Le voilà qui repart, la tête renversée, attendant de passer le relai tournoyant à celui qui attend. Ainsi, les anciens dansent et dansent encore, pour honorer les rois de la fête, pour honorer la fête elle-même, et pour honorer la vie. Cette danse, ils l’ont transmise à leurs enfants qui, tour à tour, vont eux aussi mimer l’homme ivre. Bien sûr, on va entendre un peu de pop et un peu de rock ; mais toujours, le rembetiko revient, c’est le rythme de la tradition qui fait bouger les corps. C’est éblouissant, et décalant.
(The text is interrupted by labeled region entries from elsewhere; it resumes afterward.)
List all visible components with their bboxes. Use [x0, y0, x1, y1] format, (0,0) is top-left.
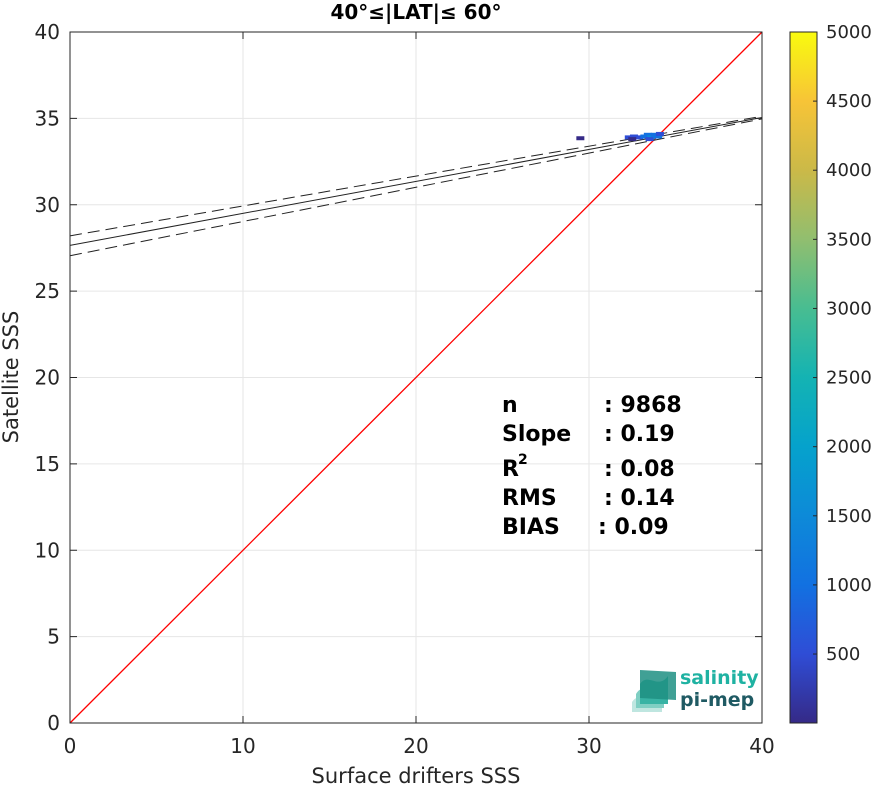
colorbar-tick-label: 2500 — [826, 368, 872, 389]
colorbar-tick-label: 3500 — [826, 229, 872, 250]
x-tick-label: 30 — [576, 734, 601, 758]
stat-r2-superscript: 2 — [518, 452, 528, 468]
stat-r2-label: R — [502, 457, 519, 482]
colorbar-tick-label: 5000 — [826, 22, 872, 43]
density-point — [628, 137, 637, 142]
density-point — [654, 134, 663, 139]
logo-text-line1: salinity — [680, 667, 759, 689]
density-point — [655, 131, 664, 136]
colorbar-tick-label: 4000 — [826, 160, 872, 181]
stat-r2-value: : 0.08 — [604, 457, 675, 482]
stat-slope-label: Slope — [502, 422, 571, 447]
chart-marks — [69, 31, 763, 724]
colorbar-tick-label: 3000 — [826, 298, 872, 319]
colorbar-tick-label: 2000 — [826, 437, 872, 458]
colorbar-ticks: 500 1000 1500 2000 2500 3000 3500 4000 4500 5000 — [813, 22, 872, 665]
x-axis-label: Surface drifters SSS — [312, 764, 521, 786]
density-point — [576, 136, 585, 141]
stat-rms-label: RMS — [502, 486, 557, 511]
stat-n-value: : 9868 — [604, 393, 682, 418]
salinity-pimep-logo: salinity pi-mep — [632, 667, 759, 712]
y-axis: 0 5 10 15 20 25 30 35 40 — [35, 20, 762, 735]
colorbar-tick-label: 1000 — [826, 575, 872, 596]
density-point — [643, 132, 652, 137]
logo-text-line2: pi-mep — [680, 689, 754, 711]
stat-n-label: n — [502, 393, 518, 418]
colorbar-tick-label: 1500 — [826, 506, 872, 527]
stat-bias-value: : 0.09 — [598, 515, 669, 540]
y-axis-label: Satellite SSS — [0, 311, 23, 444]
x-tick-label: 40 — [749, 734, 774, 758]
y-tick-label: 30 — [35, 193, 60, 217]
density-point — [645, 137, 654, 142]
colorbar-tick-label: 500 — [826, 644, 860, 665]
y-tick-label: 5 — [47, 625, 60, 649]
x-axis: 0 10 20 30 40 — [64, 32, 775, 758]
regression-lower-bound — [69, 118, 763, 257]
stat-slope-value: : 0.19 — [604, 422, 675, 447]
y-tick-label: 10 — [35, 538, 60, 562]
stats-annotation: n : 9868 Slope : 0.19 R 2 : 0.08 RMS : 0… — [502, 393, 682, 540]
y-tick-label: 35 — [35, 106, 60, 130]
chart-title: 40°≤|LAT|≤ 60° — [330, 0, 501, 24]
stat-bias-label: BIAS — [502, 515, 560, 540]
x-tick-label: 10 — [230, 734, 255, 758]
y-tick-label: 25 — [35, 279, 60, 303]
stat-rms-value: : 0.14 — [604, 486, 675, 511]
y-tick-label: 20 — [35, 366, 60, 390]
y-tick-label: 40 — [35, 20, 60, 44]
colorbar — [789, 31, 818, 724]
density-point — [629, 134, 638, 139]
logo-wave-icon — [632, 670, 676, 712]
x-tick-label: 0 — [64, 734, 77, 758]
colorbar-tick-label: 4500 — [826, 91, 872, 112]
x-tick-label: 20 — [403, 734, 428, 758]
one-to-one-line — [69, 31, 763, 724]
density-point — [635, 135, 644, 140]
y-tick-label: 15 — [35, 452, 60, 476]
y-tick-label: 0 — [47, 711, 60, 735]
De vieilles femmes vous prennent par la main pour vous entraîner dans le tourbillon, vous n’êtes plus un individu, vous faites partie d’un tout qui pourrait ne jamais s’arrêter.
Kali nichta (bonne nuit)
Il est temps de rentrer. Depuis longtemps, la nuit est tombée sur l’Egée et les mariés se sont éclipsés sous une pluie de fleurs et de grain de blé. La musique s’est arrêtée, les grillons s’époumonent, les yaya et les papous boivent un dernier verre de résiné à la santé de la famille et des amis. La fête va continuer ailleurs, entre jeunes, dans une boîte de nuit. Il est 3:00 du matin. En Grèce, à l’occasion d’un mariage, la nuit dure plus longtemps qu’ailleurs.